Leading-lagging relations. Leading-lagging relations between pairs of the NAO, the AMOC and the AMO time-series were identified by the leading–lagging (LL) -method of Seip and Grøn [6]. The LL-method is based on the rotational direction that paired time-series will show when plotted in a phase plot. Figure 2 gives a summary explanation of the method. A high LL-strength value means that the LL relations are persistent over several time steps > 5–11.

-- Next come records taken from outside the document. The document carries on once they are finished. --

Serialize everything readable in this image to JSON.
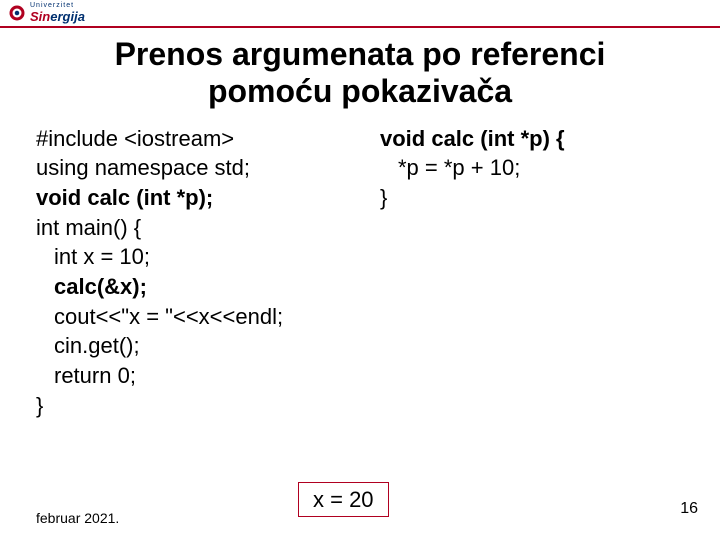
{
  "logo": {
    "caption": "Univerzitet",
    "name_a": "Sin",
    "name_b": "ergija"
  },
  "title_line1": "Prenos argumenata po referenci",
  "title_line2": "pomoću pokazivača",
  "code_left": {
    "l1": "#include <iostream>",
    "l2": "using namespace std;",
    "l3": "void calc (int *p);",
    "l4": "int main() {",
    "l5": "int x = 10;",
    "l6": "calc(&x);",
    "l7": "cout<<\"x = \"<<x<<endl;",
    "l8": "cin.get();",
    "l9": "return 0;",
    "l10": "}"
  },
  "code_right": {
    "r1": "void calc (int *p) {",
    "r2": "*p = *p + 10;",
    "r3": "}"
  },
  "output": "x = 20",
  "footer_date": "februar 2021.",
  "page_number": "16"
}
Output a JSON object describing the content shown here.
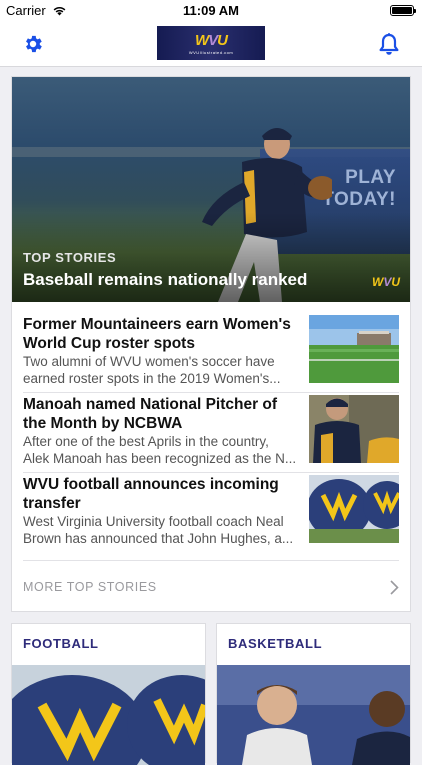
{
  "status_bar": {
    "carrier": "Carrier",
    "time": "11:09 AM"
  },
  "nav": {
    "logo_text": "WVU",
    "logo_sub": "WVUIllustrated.com",
    "settings_icon": "gear-icon",
    "notifications_icon": "bell-icon"
  },
  "hero": {
    "kicker": "TOP STORIES",
    "title": "Baseball remains nationally ranked",
    "board_text": "PLAY\nTODAY!"
  },
  "stories": [
    {
      "title": "Former Mountaineers earn Women's World Cup roster spots",
      "desc_line1": "Two alumni of WVU women's soccer have",
      "desc_line2": "earned roster spots in the 2019 Women's..."
    },
    {
      "title": "Manoah named National Pitcher of the Month by NCBWA",
      "desc_line1": "After one of the best Aprils in the country,",
      "desc_line2": "Alek Manoah has been recognized as the N..."
    },
    {
      "title": "WVU football announces incoming transfer",
      "desc_line1": "West Virginia University football coach Neal",
      "desc_line2": "Brown has announced that John Hughes, a..."
    }
  ],
  "more_top_stories": "MORE TOP STORIES",
  "sections": [
    {
      "title": "FOOTBALL"
    },
    {
      "title": "BASKETBALL"
    }
  ],
  "colors": {
    "brand_navy": "#2e2b7a",
    "brand_gold": "#f3c619",
    "accent_blue": "#1a4fe6"
  }
}
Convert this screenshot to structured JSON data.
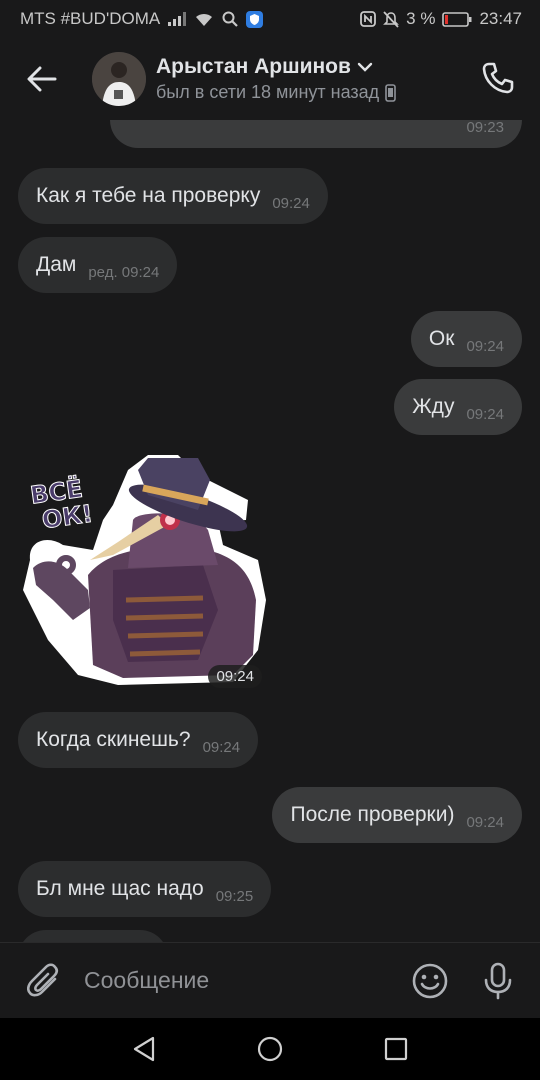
{
  "statusbar": {
    "carrier": "MTS #BUD'DOMA",
    "battery_text": "3 %",
    "clock": "23:47"
  },
  "header": {
    "name": "Арыстан Аршинов",
    "last_seen": "был в сети 18 минут назад"
  },
  "messages": [
    {
      "text": "",
      "time": "09:23",
      "dir": "out"
    },
    {
      "text": "Как я тебе на проверку",
      "time": "09:24",
      "dir": "in"
    },
    {
      "text": "Дам",
      "time": "ред. 09:24",
      "dir": "in"
    },
    {
      "text": "Ок",
      "time": "09:24",
      "dir": "out"
    },
    {
      "text": "Жду",
      "time": "09:24",
      "dir": "out"
    },
    {
      "text": "Когда скинешь?",
      "time": "09:24",
      "dir": "in"
    },
    {
      "text": "После проверки)",
      "time": "09:24",
      "dir": "out"
    },
    {
      "text": "Бл мне щас надо",
      "time": "09:25",
      "dir": "in"
    }
  ],
  "sticker": {
    "caption": "ВСЁ ОК!",
    "time": "09:24"
  },
  "composer": {
    "placeholder": "Сообщение"
  },
  "colors": {
    "background": "#19191a",
    "bubble_in": "#2c2d2e",
    "bubble_out": "#3a3b3c",
    "text": "#e1e3e6",
    "muted": "#76787a"
  }
}
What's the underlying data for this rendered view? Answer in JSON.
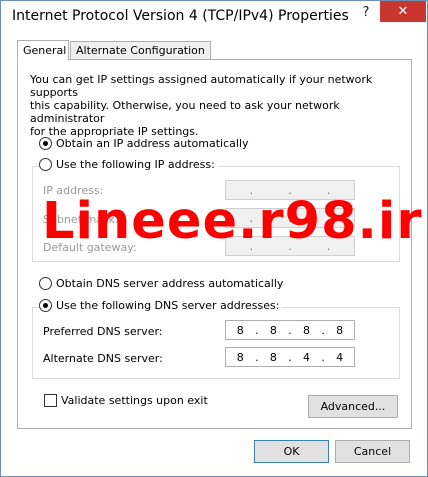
{
  "window": {
    "title": "Internet Protocol Version 4 (TCP/IPv4) Properties",
    "help": "?",
    "close": "✕"
  },
  "tabs": [
    {
      "label": "General"
    },
    {
      "label": "Alternate Configuration"
    }
  ],
  "description": "You can get IP settings assigned automatically if your network supports\nthis capability. Otherwise, you need to ask your network administrator\nfor the appropriate IP settings.",
  "ip_options": {
    "auto": {
      "label": "Obtain an IP address automatically",
      "checked": true
    },
    "manual": {
      "label": "Use the following IP address:",
      "checked": false
    }
  },
  "ip_fields": {
    "ip_address": {
      "label": "IP address:",
      "value": [
        ".",
        ".",
        "."
      ]
    },
    "subnet_mask": {
      "label": "Subnet mask:",
      "value": [
        ".",
        ".",
        "."
      ]
    },
    "default_gateway": {
      "label": "Default gateway:",
      "value": [
        ".",
        ".",
        "."
      ]
    }
  },
  "dns_options": {
    "auto": {
      "label": "Obtain DNS server address automatically",
      "checked": false
    },
    "manual": {
      "label": "Use the following DNS server addresses:",
      "checked": true
    }
  },
  "dns_fields": {
    "preferred": {
      "label": "Preferred DNS server:",
      "octets": [
        "8",
        ".",
        "8",
        ".",
        "8",
        ".",
        "8"
      ]
    },
    "alternate": {
      "label": "Alternate DNS server:",
      "octets": [
        "8",
        ".",
        "8",
        ".",
        "4",
        ".",
        "4"
      ]
    }
  },
  "validate": {
    "label": "Validate settings upon exit",
    "checked": false
  },
  "buttons": {
    "advanced": "Advanced...",
    "ok": "OK",
    "cancel": "Cancel"
  },
  "watermark": "Lineee.r98.ir",
  "colors": {
    "close_bg": "#c7372f",
    "watermark": "#ff0000",
    "window_border": "#6d8fb4"
  }
}
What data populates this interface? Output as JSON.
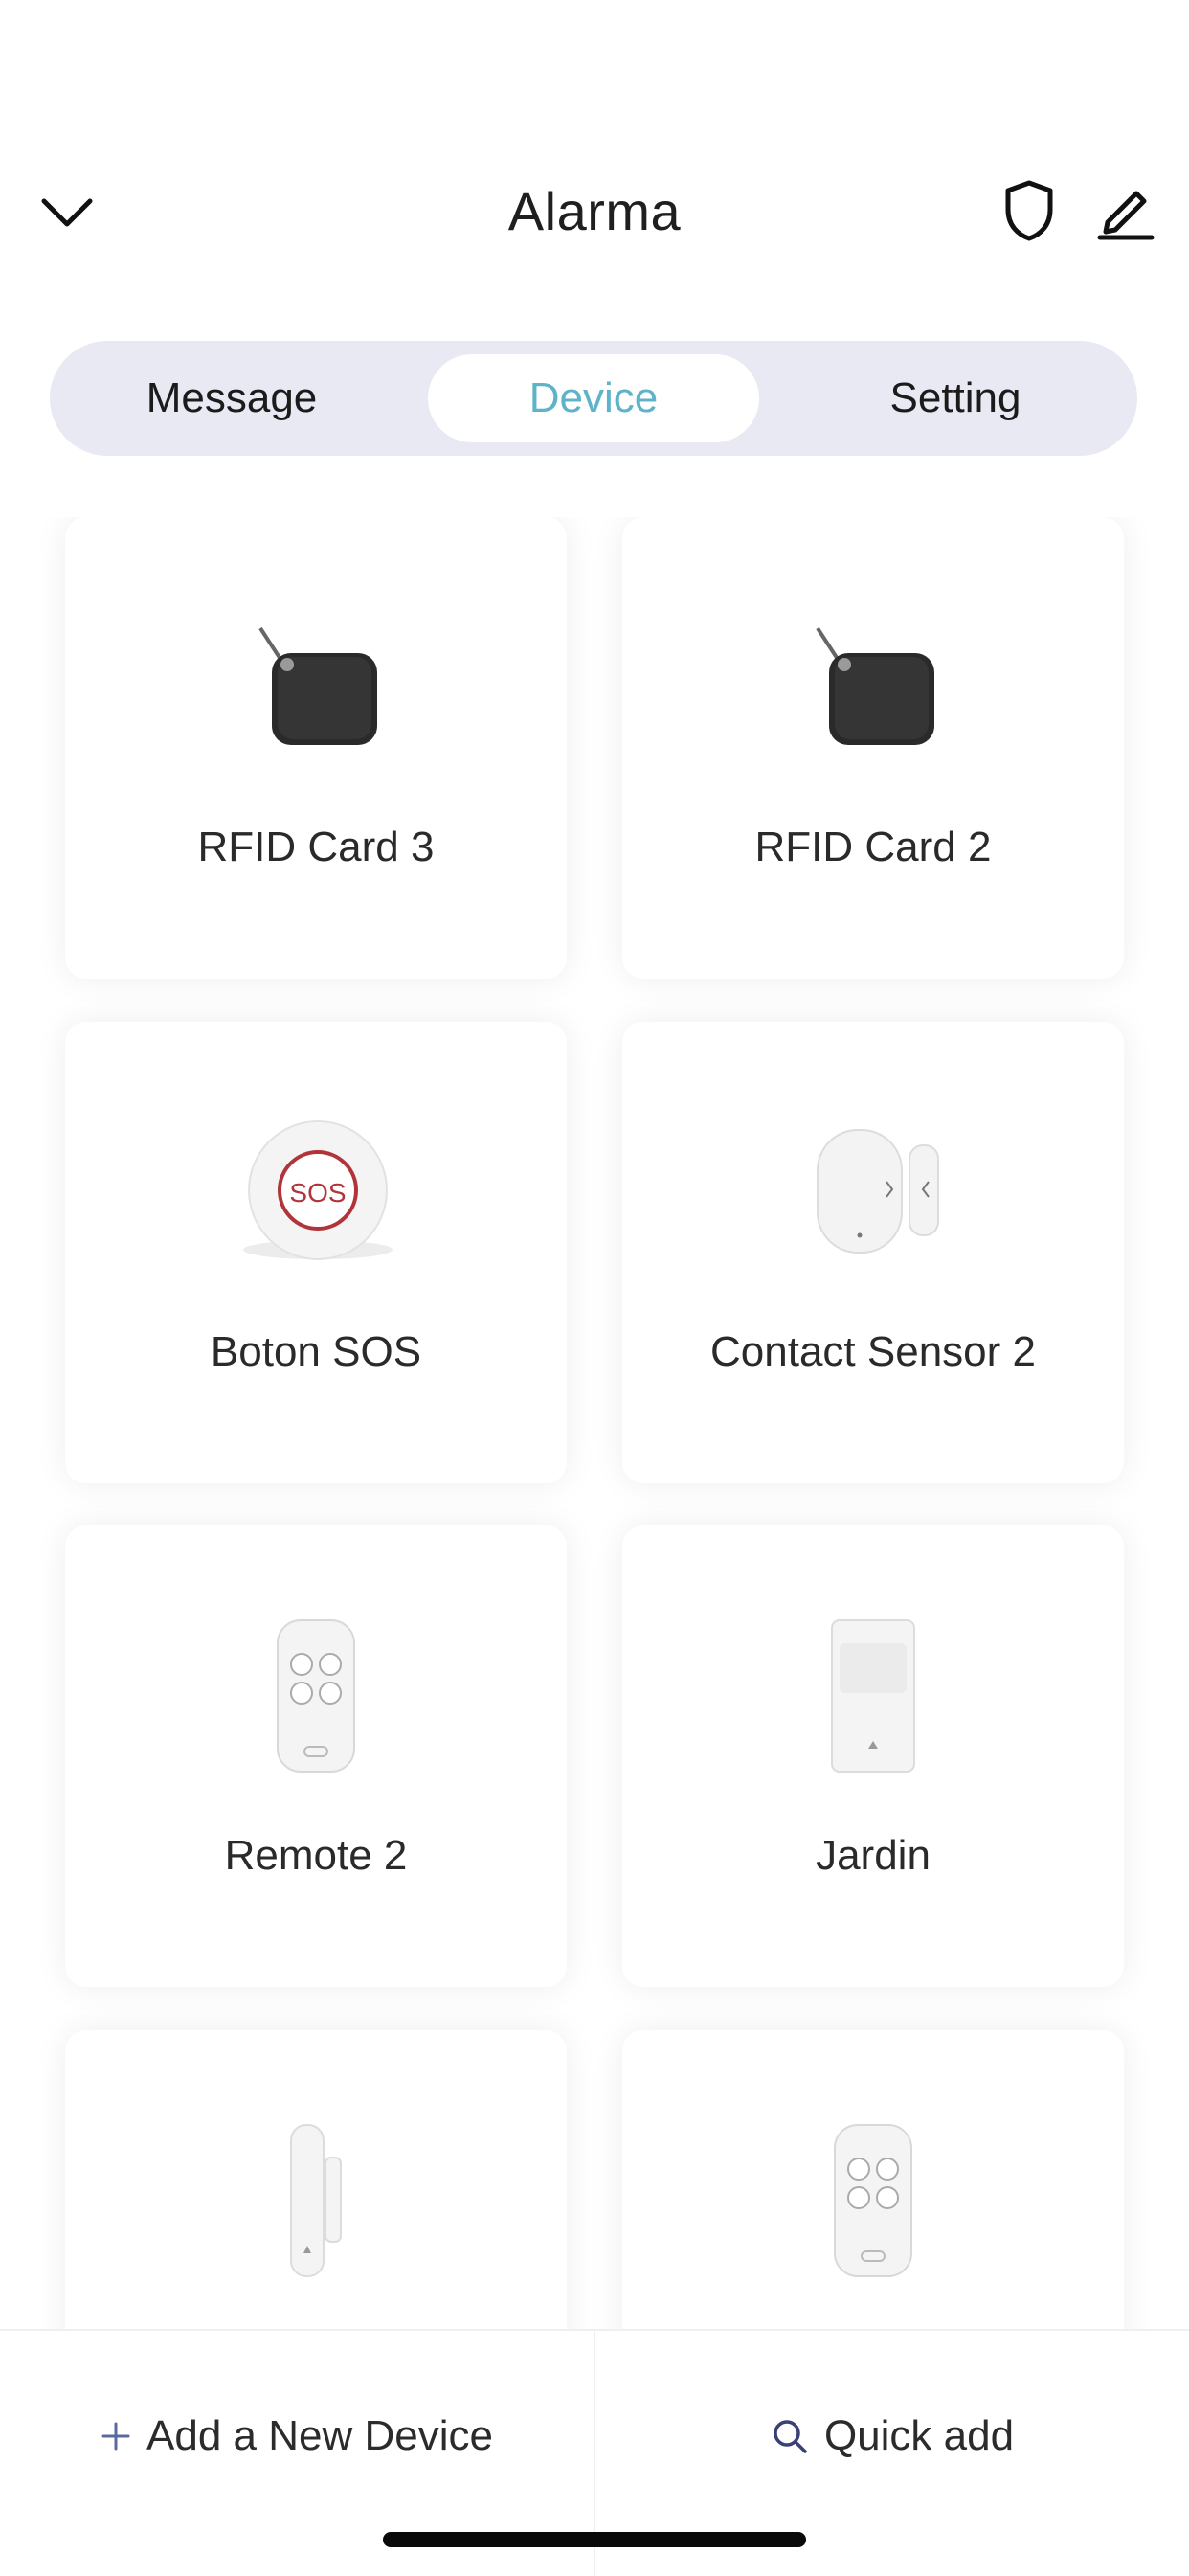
{
  "header": {
    "title": "Alarma"
  },
  "tabs": [
    {
      "label": "Message",
      "active": false
    },
    {
      "label": "Device",
      "active": true
    },
    {
      "label": "Setting",
      "active": false
    }
  ],
  "devices": [
    {
      "name": "RFID Card 3",
      "icon": "rfid-card-icon"
    },
    {
      "name": "RFID Card 2",
      "icon": "rfid-card-icon"
    },
    {
      "name": "Boton SOS",
      "icon": "sos-button-icon",
      "badge": "SOS"
    },
    {
      "name": "Contact Sensor 2",
      "icon": "contact-sensor-icon"
    },
    {
      "name": "Remote 2",
      "icon": "remote-control-icon"
    },
    {
      "name": "Jardin",
      "icon": "motion-sensor-icon"
    },
    {
      "name": "",
      "icon": "door-sensor-icon"
    },
    {
      "name": "",
      "icon": "remote-control-icon"
    }
  ],
  "bottom_bar": {
    "add_label": "Add a New Device",
    "quick_label": "Quick add"
  },
  "colors": {
    "accent": "#5fb3c8",
    "tab_bg": "#e8e9f3",
    "sos_red": "#b0343a",
    "add_icon": "#5a6aa0"
  }
}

3.3. Sources of Variability in Ocean Time-series

Most time-series will be impacted by noise, in either an additive or a multiplicative mode, or something in between. Furthermore, series may include chaotic dynamics [26] especially if biological variables, like phytoplankton, play a role in modulating CO2 concentrations [27,28]. Furthermore, interaction between exogenous drivers and internal dynamics may produce peaks in the time-series that are neither associated with the driving function nor with internal dynamics [29].
High frequencies. Noise, generated by natural variability, either by resampling, or with a random number generator may show periodic components. Johnson, Thomson [3] comment on periodic components in random generators, and Seip and Wang [5] show that in uniformly stochastic series, cycle frequencies lower than 5 may have a probability of more than 5% to occur by chance. This is shown in Figure 3a,b. We therefore removed the 5 first entries in the PSD series in Figure 1c,d. A graph similar to the one in Figure 3b is also found when card decks are shuffled to obtain a well-mixed deck [30,31].
Low frequencies. The lowest frequencies that can be established with confidence are in the range of 10% to 20% of the time-series length [1,32]. For the observed ocean time-series that are 130 years long, it means that cycles of more than 23 years (20%) will be uncertain. However, there might be other “sister” series that are longer, or there may be other types of information that suggest that time windows that are identified as trends are sections of time-series that oscillate. We made a cut off value at 40 years since several authors discuss features of the NAO that are 60 to 70 years long, but are not necessarily part of a cyclic series [4,17,33,34].
Smoothing. We smoothed the NAO series with the LOESS algorithm, SigmaPlot©, using fractions f = 0.1 to 0.4 of the series and a 2nd order polynomial function, (p) for interpolation.

4. Results

We first examine the three PSDs that describe ocean dynamics in the North Atlantic and thereafter the PSDs of the raw and smoothed NAO series. Last, we report the LL - relations between the three oscillations. Taken together, the results show that there are common characteristic oscillations in water movements of the Atlantic Ocean, and that the observed oscillations shifted between leading and lagging with 30 ± 11 years interval during the period 1880 to 2000.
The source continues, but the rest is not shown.